Ist am Donnerstag in der Philharmonie Wagners während der Komposition des zweiten Aktes geäußerter Wunsch nach dem "unsichtbaren Theater" im auf szenische Andeutungen reduzierten Spiel der Sänger fast in Erfüllung gegangen, so war das Orchester umso sichtbarer.Es ist vielleicht das größte Wunder dieser Aufführung, wie Abbado die akustischen Besonderheiten des Bayreuther Festspielhauses nachzuahmen verstand: Zeichnet sich der Klang im abgedeckten Orchestergraben durch die perfekte Abmischung der Instrumente und weitgehende Verdeckung des technischen Zustandekommens aus, so hat Abbado den Berliner Philharmonikern ein Spiel abverlangt, in dem Ansatzgeräusche, die mechanischen Komponenten des Klanges, vollkommen eliminiert sind: Bruchlos wachsen die Töne aus der Stille heraus, vor allem die Blechbläser vollbringen ein schier unglaublich weiches piano, das die Verständlichkeit der Sänger in jedem Moment sicherstellt.

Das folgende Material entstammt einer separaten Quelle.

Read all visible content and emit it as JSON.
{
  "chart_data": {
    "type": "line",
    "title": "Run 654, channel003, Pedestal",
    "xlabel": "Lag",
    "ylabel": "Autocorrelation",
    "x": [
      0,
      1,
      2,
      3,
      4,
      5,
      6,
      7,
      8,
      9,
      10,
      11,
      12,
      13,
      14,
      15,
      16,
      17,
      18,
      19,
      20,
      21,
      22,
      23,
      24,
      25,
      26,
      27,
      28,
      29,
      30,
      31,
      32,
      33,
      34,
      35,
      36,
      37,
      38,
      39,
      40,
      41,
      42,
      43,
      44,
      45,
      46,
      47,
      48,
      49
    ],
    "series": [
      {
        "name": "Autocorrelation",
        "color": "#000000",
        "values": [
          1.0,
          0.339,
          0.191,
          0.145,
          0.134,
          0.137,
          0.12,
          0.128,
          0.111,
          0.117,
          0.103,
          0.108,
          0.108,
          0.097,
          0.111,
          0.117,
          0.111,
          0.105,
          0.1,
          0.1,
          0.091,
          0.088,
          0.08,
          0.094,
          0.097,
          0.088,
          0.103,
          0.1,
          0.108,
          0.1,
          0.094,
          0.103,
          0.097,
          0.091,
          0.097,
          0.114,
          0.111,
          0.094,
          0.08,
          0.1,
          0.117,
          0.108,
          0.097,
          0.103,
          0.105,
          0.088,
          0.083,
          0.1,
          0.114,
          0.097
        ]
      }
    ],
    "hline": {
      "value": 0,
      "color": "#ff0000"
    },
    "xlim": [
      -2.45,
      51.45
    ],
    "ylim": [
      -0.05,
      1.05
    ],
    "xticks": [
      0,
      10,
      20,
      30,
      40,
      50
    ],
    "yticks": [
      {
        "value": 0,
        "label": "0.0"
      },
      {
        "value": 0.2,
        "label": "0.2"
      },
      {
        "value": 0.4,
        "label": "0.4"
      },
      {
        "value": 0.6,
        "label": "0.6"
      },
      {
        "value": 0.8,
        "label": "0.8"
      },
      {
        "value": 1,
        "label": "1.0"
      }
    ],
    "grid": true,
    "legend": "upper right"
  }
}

Hierin folgt in ebenfalls atemberaubender Weise der Rundfunkchor Berlin, dessen Männer vor allem ein faszinierend kerniges piano entwickelt haben. Weniger glücklich ist die Wahl des Tölzer Knabenchors für die Stimmen aus der Höhe gewesen: Nicht nur irritierte die klangliche Inhomogenität und die stets gefährdete Intonation, die Knabenstimmen bringen auch eine Direktheit in den Gesamtklang, die gerade in den Passagen, in denen sie mitwirken, von allen anderen Beteiligten vermieden wird. In den Hauptrollen war die Sängerbesetzung nicht unbedingt ideal: Robert Gambill als Parsifal und Linda Watson als Kundry bringen zwar stimmlich herausragende Leistungen gerade darin, jenseits des üblichen Gebrülls differenziert zu singen. Linda Watson aber liegen die jähen Brüche ihrer Partie nicht wirklich, sie bleibt stets eine Spur zu vorsichtig, wenn sie etwa das hohe H in "Ich sah ihn, ihn, und lachte" etwas von unten anschleift, statt es grell herauszuschreien. Gambill dagegen trifft das gewissermaßen Unbeschriebene der Parsifal-Figur zu Beginn gut, ist aber im dritten Akt dann wohl doch zu erschöpft, um bei Kundrys Taufe etwa einen anderen, innigeren Ton als den direkten seines arglosen ersten Auftritts anzuschlagen. Grandios dagegen die Fülle an Tönen, die Kurt Moll als Gurnemanz entwickelte: Die einzige Figur im "Parsifal", die keine Idee verkörpern muss, wuchs bei Moll zur Instanz des Menschlichen schlechthin, zum weisen Zeugen des Geschehens, der es mit uns, den Hörern, verbindet und einem Evangelisten gleich vermittelt.
Es ist ein Wunder der Aufführung, wie Abbado die akustischen Besonderheiten Bayreuths nachzuahmen versteht.